Though the House and Senate, controlled by Republicans at the time, each passed their own versions of spending bills for the health department in 2006, Congress failed to reconcile the two versions and pass a final appropriations bill for the agency. Instead, it passed a continuing resolution, which had the effect of maintaining 2006 financing levels throughout fiscal 2007.

Springer, the spokeswoman for the Substance Abuse and Mental Health Administration, said the agency didn't have Congress' directive to prioritize mental health grants to the Gulf Coast when it put together its program earlier this year.

"We did not have an approved appropriations bill, only a continuing resolution," Springer said. "Any language that would be included in an appropriations bill wasn't available to us."

However, Landrieu spokesman Adam Sharp noted that the agency chose to give priority to children and families of returning war veterans, a directive that was contained in the fiscal 2007 spending bill, but somehow left off hurricane victims.
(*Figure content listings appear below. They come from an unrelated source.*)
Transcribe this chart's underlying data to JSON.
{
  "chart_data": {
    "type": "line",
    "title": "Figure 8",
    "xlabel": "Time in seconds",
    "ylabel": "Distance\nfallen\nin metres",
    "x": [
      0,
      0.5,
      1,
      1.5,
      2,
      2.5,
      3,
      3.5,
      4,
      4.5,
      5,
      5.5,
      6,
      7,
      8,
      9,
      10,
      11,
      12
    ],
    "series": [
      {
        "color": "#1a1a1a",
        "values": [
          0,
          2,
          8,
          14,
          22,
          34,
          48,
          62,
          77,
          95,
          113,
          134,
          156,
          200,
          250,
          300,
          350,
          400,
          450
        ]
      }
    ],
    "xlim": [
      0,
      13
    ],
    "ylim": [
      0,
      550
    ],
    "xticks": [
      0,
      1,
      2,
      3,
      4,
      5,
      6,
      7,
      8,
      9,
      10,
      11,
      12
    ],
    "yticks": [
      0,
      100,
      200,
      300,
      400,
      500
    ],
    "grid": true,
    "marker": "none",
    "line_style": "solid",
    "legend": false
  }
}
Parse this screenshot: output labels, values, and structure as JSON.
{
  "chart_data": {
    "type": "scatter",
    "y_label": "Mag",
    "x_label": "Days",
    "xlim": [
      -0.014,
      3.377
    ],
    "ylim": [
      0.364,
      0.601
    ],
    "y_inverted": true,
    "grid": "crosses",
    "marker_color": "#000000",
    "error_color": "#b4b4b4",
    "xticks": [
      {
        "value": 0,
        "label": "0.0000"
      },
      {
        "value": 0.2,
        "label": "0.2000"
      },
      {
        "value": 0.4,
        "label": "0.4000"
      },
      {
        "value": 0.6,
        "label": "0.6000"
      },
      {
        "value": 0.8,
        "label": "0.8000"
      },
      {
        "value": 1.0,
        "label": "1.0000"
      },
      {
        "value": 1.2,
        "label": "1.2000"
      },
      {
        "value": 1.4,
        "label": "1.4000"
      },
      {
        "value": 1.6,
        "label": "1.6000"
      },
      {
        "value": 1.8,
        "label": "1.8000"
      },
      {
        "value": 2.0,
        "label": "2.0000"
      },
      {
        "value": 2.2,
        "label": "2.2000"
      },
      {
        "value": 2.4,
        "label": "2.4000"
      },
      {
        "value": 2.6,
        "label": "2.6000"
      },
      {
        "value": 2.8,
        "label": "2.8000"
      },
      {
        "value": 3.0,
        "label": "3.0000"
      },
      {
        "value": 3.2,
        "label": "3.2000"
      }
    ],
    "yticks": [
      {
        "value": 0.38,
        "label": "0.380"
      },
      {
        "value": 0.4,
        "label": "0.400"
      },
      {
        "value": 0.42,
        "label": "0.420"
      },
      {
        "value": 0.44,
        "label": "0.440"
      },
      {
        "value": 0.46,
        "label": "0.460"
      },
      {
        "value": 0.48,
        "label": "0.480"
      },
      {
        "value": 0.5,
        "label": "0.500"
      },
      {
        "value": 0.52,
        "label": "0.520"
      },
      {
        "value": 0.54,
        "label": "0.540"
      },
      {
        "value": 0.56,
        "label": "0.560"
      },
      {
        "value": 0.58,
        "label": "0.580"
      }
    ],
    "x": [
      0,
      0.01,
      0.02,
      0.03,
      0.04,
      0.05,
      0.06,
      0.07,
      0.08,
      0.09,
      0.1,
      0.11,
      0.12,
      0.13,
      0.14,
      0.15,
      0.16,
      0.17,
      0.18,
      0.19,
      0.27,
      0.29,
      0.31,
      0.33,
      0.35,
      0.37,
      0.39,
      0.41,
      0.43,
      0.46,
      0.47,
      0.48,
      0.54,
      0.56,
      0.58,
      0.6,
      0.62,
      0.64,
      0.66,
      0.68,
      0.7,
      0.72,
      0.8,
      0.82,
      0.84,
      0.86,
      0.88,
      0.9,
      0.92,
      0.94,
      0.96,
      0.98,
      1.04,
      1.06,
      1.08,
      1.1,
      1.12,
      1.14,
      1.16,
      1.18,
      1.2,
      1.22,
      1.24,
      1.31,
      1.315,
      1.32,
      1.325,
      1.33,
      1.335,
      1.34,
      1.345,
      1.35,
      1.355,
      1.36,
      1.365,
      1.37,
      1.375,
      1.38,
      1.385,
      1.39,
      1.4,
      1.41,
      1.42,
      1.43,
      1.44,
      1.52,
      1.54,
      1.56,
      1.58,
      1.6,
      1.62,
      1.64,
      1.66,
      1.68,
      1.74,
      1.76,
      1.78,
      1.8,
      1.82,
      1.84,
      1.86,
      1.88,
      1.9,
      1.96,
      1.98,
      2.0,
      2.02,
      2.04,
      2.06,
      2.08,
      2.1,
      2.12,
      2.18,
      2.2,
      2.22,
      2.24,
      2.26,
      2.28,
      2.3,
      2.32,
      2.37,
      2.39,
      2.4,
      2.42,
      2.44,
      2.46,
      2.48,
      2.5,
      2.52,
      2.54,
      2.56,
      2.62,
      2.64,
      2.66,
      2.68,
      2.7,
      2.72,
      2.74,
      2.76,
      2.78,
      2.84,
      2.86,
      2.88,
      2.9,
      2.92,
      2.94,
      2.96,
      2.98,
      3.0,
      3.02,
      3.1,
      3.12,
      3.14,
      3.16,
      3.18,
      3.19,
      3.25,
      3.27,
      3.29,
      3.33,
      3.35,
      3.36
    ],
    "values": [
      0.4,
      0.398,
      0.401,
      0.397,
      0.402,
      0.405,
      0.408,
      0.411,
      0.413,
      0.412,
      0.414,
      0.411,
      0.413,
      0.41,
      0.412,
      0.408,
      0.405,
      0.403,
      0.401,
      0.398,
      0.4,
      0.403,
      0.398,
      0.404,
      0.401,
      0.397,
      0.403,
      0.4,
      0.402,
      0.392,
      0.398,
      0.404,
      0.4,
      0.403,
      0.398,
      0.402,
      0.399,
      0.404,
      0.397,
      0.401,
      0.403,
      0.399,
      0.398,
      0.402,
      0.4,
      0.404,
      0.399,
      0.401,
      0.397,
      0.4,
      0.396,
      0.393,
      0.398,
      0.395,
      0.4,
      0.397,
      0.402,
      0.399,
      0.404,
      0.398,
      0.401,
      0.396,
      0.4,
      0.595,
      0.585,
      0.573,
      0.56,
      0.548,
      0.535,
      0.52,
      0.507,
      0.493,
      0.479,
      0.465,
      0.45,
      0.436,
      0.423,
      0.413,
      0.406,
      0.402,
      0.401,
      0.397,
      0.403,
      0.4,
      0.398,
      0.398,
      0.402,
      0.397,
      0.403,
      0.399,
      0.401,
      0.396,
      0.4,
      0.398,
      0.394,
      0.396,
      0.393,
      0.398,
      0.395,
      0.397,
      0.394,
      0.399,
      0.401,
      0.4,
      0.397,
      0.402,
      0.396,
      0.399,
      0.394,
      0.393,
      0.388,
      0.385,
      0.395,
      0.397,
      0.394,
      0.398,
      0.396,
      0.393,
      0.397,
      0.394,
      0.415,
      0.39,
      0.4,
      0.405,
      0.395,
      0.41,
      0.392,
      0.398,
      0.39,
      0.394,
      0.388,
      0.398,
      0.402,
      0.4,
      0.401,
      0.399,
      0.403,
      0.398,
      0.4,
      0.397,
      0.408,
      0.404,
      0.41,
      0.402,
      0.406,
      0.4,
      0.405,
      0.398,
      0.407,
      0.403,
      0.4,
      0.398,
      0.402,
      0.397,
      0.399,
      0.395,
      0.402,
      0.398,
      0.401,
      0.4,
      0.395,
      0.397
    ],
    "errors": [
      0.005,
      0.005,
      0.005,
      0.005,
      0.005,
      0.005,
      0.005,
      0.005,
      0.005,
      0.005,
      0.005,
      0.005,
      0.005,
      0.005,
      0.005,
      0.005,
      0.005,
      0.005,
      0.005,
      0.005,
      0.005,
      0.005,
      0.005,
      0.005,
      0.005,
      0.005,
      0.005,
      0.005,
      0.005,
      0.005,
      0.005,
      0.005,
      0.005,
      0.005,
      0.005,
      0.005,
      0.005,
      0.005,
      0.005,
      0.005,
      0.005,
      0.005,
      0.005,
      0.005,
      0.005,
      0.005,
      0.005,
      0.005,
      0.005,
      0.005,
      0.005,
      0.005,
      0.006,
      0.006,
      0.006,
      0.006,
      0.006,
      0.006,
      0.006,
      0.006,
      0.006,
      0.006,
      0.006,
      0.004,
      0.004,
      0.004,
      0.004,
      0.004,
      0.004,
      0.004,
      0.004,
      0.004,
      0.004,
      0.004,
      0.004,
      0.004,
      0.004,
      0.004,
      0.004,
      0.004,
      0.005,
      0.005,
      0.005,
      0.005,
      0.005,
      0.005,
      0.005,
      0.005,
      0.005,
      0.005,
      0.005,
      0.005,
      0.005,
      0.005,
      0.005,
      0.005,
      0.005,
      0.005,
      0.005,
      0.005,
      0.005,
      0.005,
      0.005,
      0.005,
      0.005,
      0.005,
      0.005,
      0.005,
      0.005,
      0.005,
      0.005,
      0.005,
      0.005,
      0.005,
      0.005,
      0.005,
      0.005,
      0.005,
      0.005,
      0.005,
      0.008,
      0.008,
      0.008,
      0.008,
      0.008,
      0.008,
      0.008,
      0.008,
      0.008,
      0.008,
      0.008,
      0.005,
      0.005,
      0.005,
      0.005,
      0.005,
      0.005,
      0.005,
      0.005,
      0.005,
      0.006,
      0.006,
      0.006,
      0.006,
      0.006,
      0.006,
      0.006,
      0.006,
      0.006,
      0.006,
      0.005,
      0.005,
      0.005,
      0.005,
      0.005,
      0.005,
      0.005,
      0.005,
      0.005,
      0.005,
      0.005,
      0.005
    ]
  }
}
He said that despite Congress' failure to pass all the spending bills last year, some agencies followed Congress' policy directives anyway.

"They chose to use the Iraq language from the fiscal 2007 bill but ignore the Gulf Coast language," he said. "They were clearly picking and choosing. They can't have it both ways."

Landrieu said she hopes to remedy the situation next week. She plans to offer an amendment to the fiscal 2008 spending bill for the Department of Health and Human Services when it comes to the Senate floor. The amendment would direct $400,000 in grant financing to the LSU mental health program.